On Friday, the Ministry of Law and the Singapore Land Authority said that listed developers who meet certain criteria can apply to be exempted from the qualifying certificate (QC) scheme, which currently requires them to complete their projects within five years of acquiring the site, and to sell all the units within two years of completion.

The announcement was a relief to industry players amid the current challenging market conditions.

Last month, BCA had projected this year's total construction demand, which is the value of construction contracts to be awarded, to range between $28 billion and $33 billion, following a 9.5 per cent growth in the sector last year.
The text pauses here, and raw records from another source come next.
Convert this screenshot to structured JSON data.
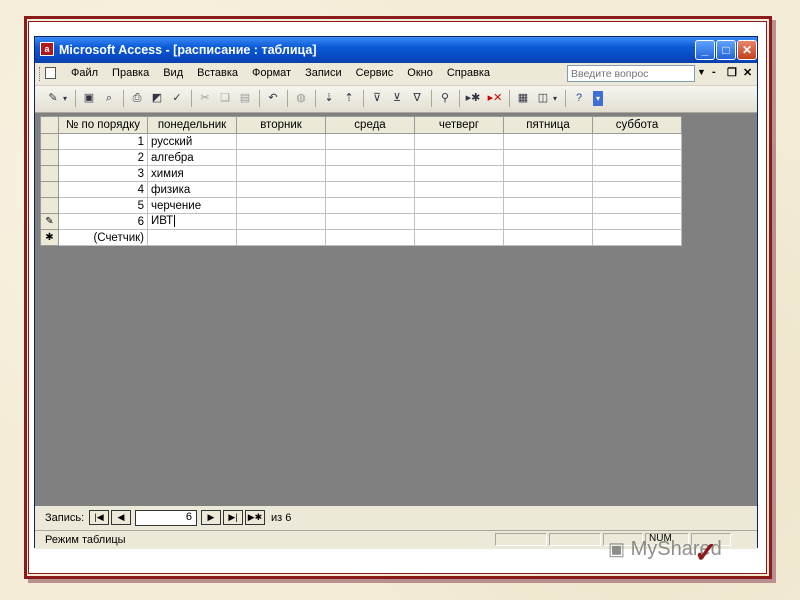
{
  "window": {
    "title": "Microsoft Access - [расписание : таблица]",
    "icon_glyph": "a"
  },
  "menubar": {
    "items": [
      "Файл",
      "Правка",
      "Вид",
      "Вставка",
      "Формат",
      "Записи",
      "Сервис",
      "Окно",
      "Справка"
    ],
    "help_placeholder": "Введите вопрос"
  },
  "grid": {
    "columns": [
      "№ по порядку",
      "понедельник",
      "вторник",
      "среда",
      "четверг",
      "пятница",
      "суббота"
    ],
    "rows": [
      {
        "num": "1",
        "monday": "русский"
      },
      {
        "num": "2",
        "monday": "алгебра"
      },
      {
        "num": "3",
        "monday": "химия"
      },
      {
        "num": "4",
        "monday": "физика"
      },
      {
        "num": "5",
        "monday": "черчение"
      },
      {
        "num": "6",
        "monday": "ИВТ"
      }
    ],
    "new_row_label": "(Счетчик)",
    "edit_marker": "✎",
    "new_marker": "✱"
  },
  "nav": {
    "record_label": "Запись:",
    "current": "6",
    "of_label": "из 6"
  },
  "status": {
    "mode": "Режим таблицы",
    "num": "NUM"
  },
  "watermark": {
    "text": "MyShared"
  },
  "colors": {
    "frame": "#8b1a1a",
    "titlebar": "#0a5ad6",
    "grid_bg": "#808080"
  }
}
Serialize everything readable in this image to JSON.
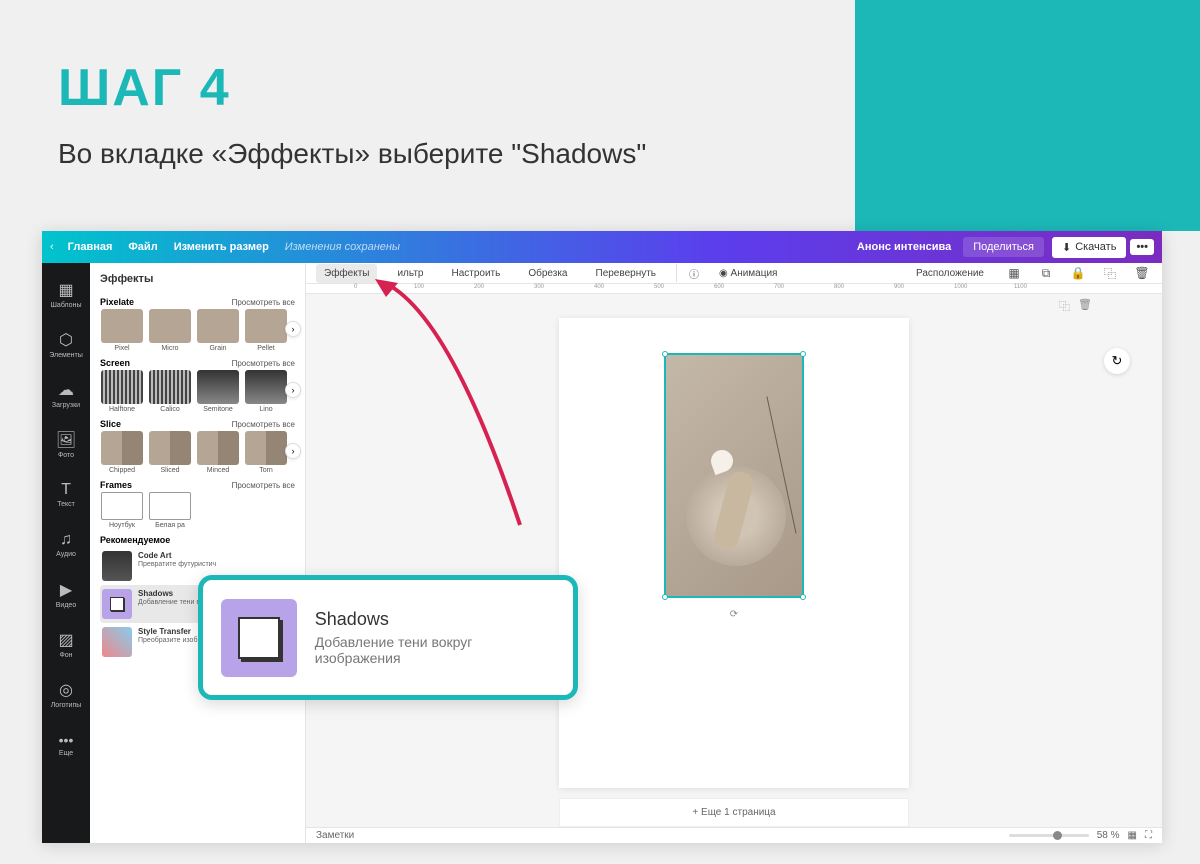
{
  "step": {
    "title": "ШАГ 4",
    "subtitle": "Во вкладке «Эффекты» выберите \"Shadows\""
  },
  "topbar": {
    "home": "Главная",
    "file": "Файл",
    "resize": "Изменить размер",
    "status": "Изменения сохранены",
    "announce": "Анонс интенсива",
    "share": "Поделиться",
    "download": "Скачать",
    "more": "•••"
  },
  "navitems": [
    {
      "icon": "▦",
      "label": "Шаблоны"
    },
    {
      "icon": "⬡",
      "label": "Элементы"
    },
    {
      "icon": "☁",
      "label": "Загрузки"
    },
    {
      "icon": "🖼",
      "label": "Фото"
    },
    {
      "icon": "T",
      "label": "Текст"
    },
    {
      "icon": "♫",
      "label": "Аудио"
    },
    {
      "icon": "▶",
      "label": "Видео"
    },
    {
      "icon": "▨",
      "label": "Фон"
    },
    {
      "icon": "◎",
      "label": "Логотипы"
    },
    {
      "icon": "•••",
      "label": "Еще"
    }
  ],
  "panel": {
    "title": "Эффекты",
    "view_all": "Просмотреть все",
    "sections": {
      "pixelate": {
        "name": "Pixelate",
        "items": [
          "Pixel",
          "Micro",
          "Grain",
          "Pellet"
        ]
      },
      "screen": {
        "name": "Screen",
        "items": [
          "Halftone",
          "Calico",
          "Semitone",
          "Lino"
        ]
      },
      "slice": {
        "name": "Slice",
        "items": [
          "Chipped",
          "Sliced",
          "Minced",
          "Torn"
        ]
      },
      "frames": {
        "name": "Frames",
        "items": [
          "Ноутбук",
          "Белая ра"
        ]
      }
    },
    "recommended": {
      "title": "Рекомендуемое",
      "items": [
        {
          "name": "Code Art",
          "desc": "Превратите\nфутуристич"
        },
        {
          "name": "Shadows",
          "desc": "Добавление тени вокруг\nизображения"
        },
        {
          "name": "Style Transfer",
          "desc": "Преобразите изображение одним\nнажатием"
        }
      ]
    }
  },
  "toolbar": {
    "effects": "Эффекты",
    "filter": "ильтр",
    "adjust": "Настроить",
    "crop": "Обрезка",
    "flip": "Перевернуть",
    "animate": "Анимация",
    "position": "Расположение"
  },
  "ruler": [
    "0",
    "100",
    "200",
    "300",
    "400",
    "500",
    "600",
    "700",
    "800",
    "900",
    "1000",
    "1100"
  ],
  "canvas": {
    "add_page": "+ Еще 1 страница"
  },
  "bottombar": {
    "notes": "Заметки",
    "zoom": "58 %"
  },
  "callout": {
    "title": "Shadows",
    "desc": "Добавление тени вокруг изображения"
  }
}
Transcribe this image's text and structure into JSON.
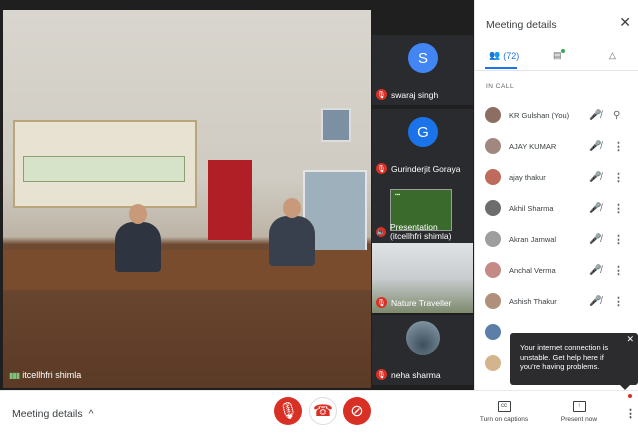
{
  "main": {
    "speaker_name": "itcellhfri shimla",
    "banner_text": "HIMALAYAN FOREST RESEARCH INSTITUTE",
    "welcome_text": "WELCOME"
  },
  "tiles": [
    {
      "name": "swaraj singh",
      "avatar_letter": "S",
      "avatar_color": "#4285f4"
    },
    {
      "name": "Gurinderjit Goraya",
      "avatar_letter": "G",
      "avatar_color": "#1a73e8"
    },
    {
      "name_line1": "Presentation",
      "name_line2": "(itcellhfri shimla)"
    },
    {
      "name": "Nature Traveller"
    },
    {
      "name": "neha sharma"
    }
  ],
  "panel": {
    "title": "Meeting details",
    "people_count": "(72)",
    "in_call_label": "IN CALL",
    "participants": [
      {
        "name": "KR Gulshan (You)",
        "color": "#8d6e63"
      },
      {
        "name": "AJAY KUMAR",
        "color": "#a1887f"
      },
      {
        "name": "ajay thakur",
        "color": "#bf6b5c"
      },
      {
        "name": "Akhil Sharma",
        "color": "#6d6d6d"
      },
      {
        "name": "Akran Jamwal",
        "color": "#9e9e9e"
      },
      {
        "name": "Anchal Verma",
        "color": "#c48b86"
      },
      {
        "name": "Ashish Thakur",
        "color": "#b0907a"
      }
    ]
  },
  "toast": {
    "text": "Your internet connection is unstable. Get help here if you're having problems."
  },
  "bottombar": {
    "meeting_details_label": "Meeting details",
    "captions_label": "Turn on captions",
    "captions_icon_text": "cc",
    "present_label": "Present now"
  },
  "colors": {
    "accent": "#1a73e8",
    "danger": "#d93025"
  }
}
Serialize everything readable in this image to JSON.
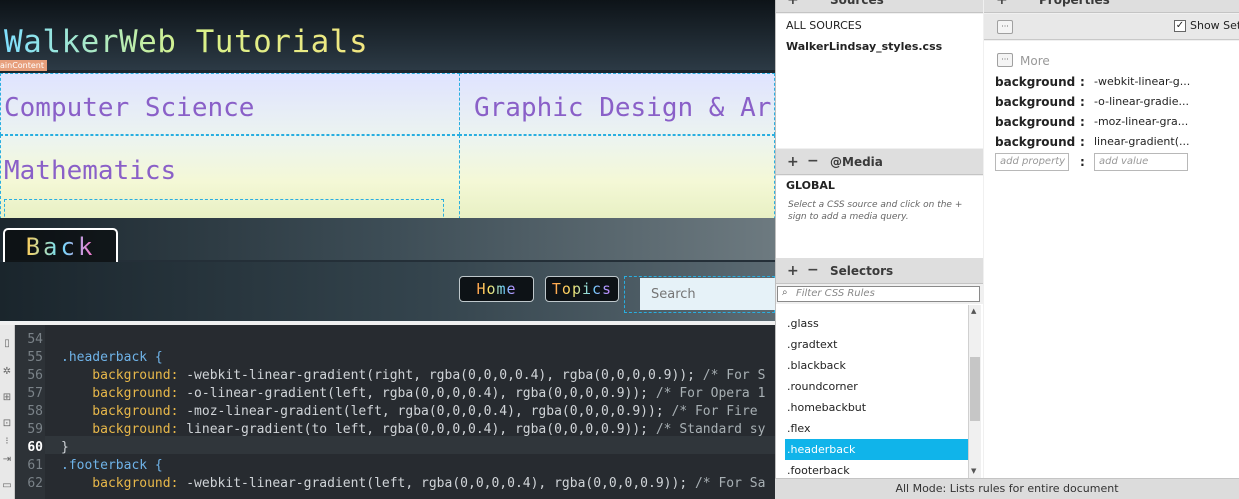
{
  "live": {
    "site_title": "WalkerWeb Tutorials",
    "main_tag": "ainContent",
    "subjects": [
      "Computer Science",
      "Graphic Design & Ar",
      "Mathematics"
    ],
    "back_label": "Back",
    "home_label": "Home",
    "topics_label": "Topics",
    "search_placeholder": "Search"
  },
  "code": {
    "line_numbers": [
      "54",
      "55",
      "56",
      "57",
      "58",
      "59",
      "60",
      "61",
      "62"
    ],
    "active_line": "60",
    "l55_selector": ".headerback {",
    "l56_prop": "    background:",
    "l56_val": " -webkit-linear-gradient(right, rgba(0,0,0,0.4), rgba(0,0,0,0.9)); ",
    "l56_cmt": "/* For S",
    "l57_prop": "    background:",
    "l57_val": " -o-linear-gradient(left, rgba(0,0,0,0.4), rgba(0,0,0,0.9)); ",
    "l57_cmt": "/* For Opera 1",
    "l58_prop": "    background:",
    "l58_val": " -moz-linear-gradient(left, rgba(0,0,0,0.4), rgba(0,0,0,0.9)); ",
    "l58_cmt": "/* For Fire",
    "l59_prop": "    background:",
    "l59_val": " linear-gradient(to left, rgba(0,0,0,0.4), rgba(0,0,0,0.9)); ",
    "l59_cmt": "/* Standard sy",
    "l60_text": "}",
    "l61_selector": ".footerback {",
    "l62_prop": "    background:",
    "l62_val": " -webkit-linear-gradient(left, rgba(0,0,0,0.4), rgba(0,0,0,0.9)); ",
    "l62_cmt": "/* For Sa"
  },
  "sources": {
    "title": "Sources",
    "all_label": "ALL SOURCES",
    "file": "WalkerLindsay_styles.css"
  },
  "media": {
    "title": "@Media",
    "global_label": "GLOBAL",
    "hint": "Select a CSS source and click on the + sign to add a media query."
  },
  "selectors": {
    "title": "Selectors",
    "filter_placeholder": "Filter CSS Rules",
    "items": [
      ".glass",
      ".gradtext",
      ".blackback",
      ".roundcorner",
      ".homebackbut",
      ".flex",
      ".headerback",
      ".footerback"
    ],
    "selected_index": 6
  },
  "properties": {
    "title": "Properties",
    "show_set_label": "Show Set",
    "more_label": "More",
    "rows": [
      {
        "name": "background",
        "value": "-webkit-linear-g..."
      },
      {
        "name": "background",
        "value": "-o-linear-gradie..."
      },
      {
        "name": "background",
        "value": "-moz-linear-gra..."
      },
      {
        "name": "background",
        "value": "linear-gradient(..."
      }
    ],
    "add_property_placeholder": "add property",
    "add_value_placeholder": "add value"
  },
  "status_bar": "All Mode: Lists rules for entire document",
  "colors": {
    "selection": "#10b4ea",
    "code_bg": "#272b30",
    "subject_text": "#8a60c8"
  }
}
About 60 per cent of this will be public sector construction demand spurred by major infrastructure projects such as the Integrated Waste Management Facility, infrastructure works for Changi Airport Terminal 5, Jurong Region MRT Line and Cross Island MRT Line.

Economists said the construction sector, which accounts for about 4 per cent of Singapore's total gross domestic product (GDP), will not be the worst hit.

But a ripple effect is inevitable.

The construction sector might even see a contraction in the first quarter, said Maybank Kim Eng senior economist Chua Hak Bin.

DBS Bank senior economist Irvin Seah said: "Some factories have further extended their closures. It's basically chaos and there's no clarity when it comes to information from China. The manpower shortage is enough to cause a huge disruption to the construction sector here... add on the possible disruption in terms of supply chain of materials and it will definitely impact the construction sector."

Hua Teng Builders director Guo Yu Chen said that with China being a big supplier of building materials and tools to Singapore, any disruption to the supply chain here would definitely lead to delays in projects and higher costs to source for materials from other countries such Vietnam and Malaysia.

Mr Guo said: "Even if factories reopen this week, workers will still face problems travelling to work with the quarantine orders and the closure of roads, especially in the smaller provinces. Factory output will definitely be affected."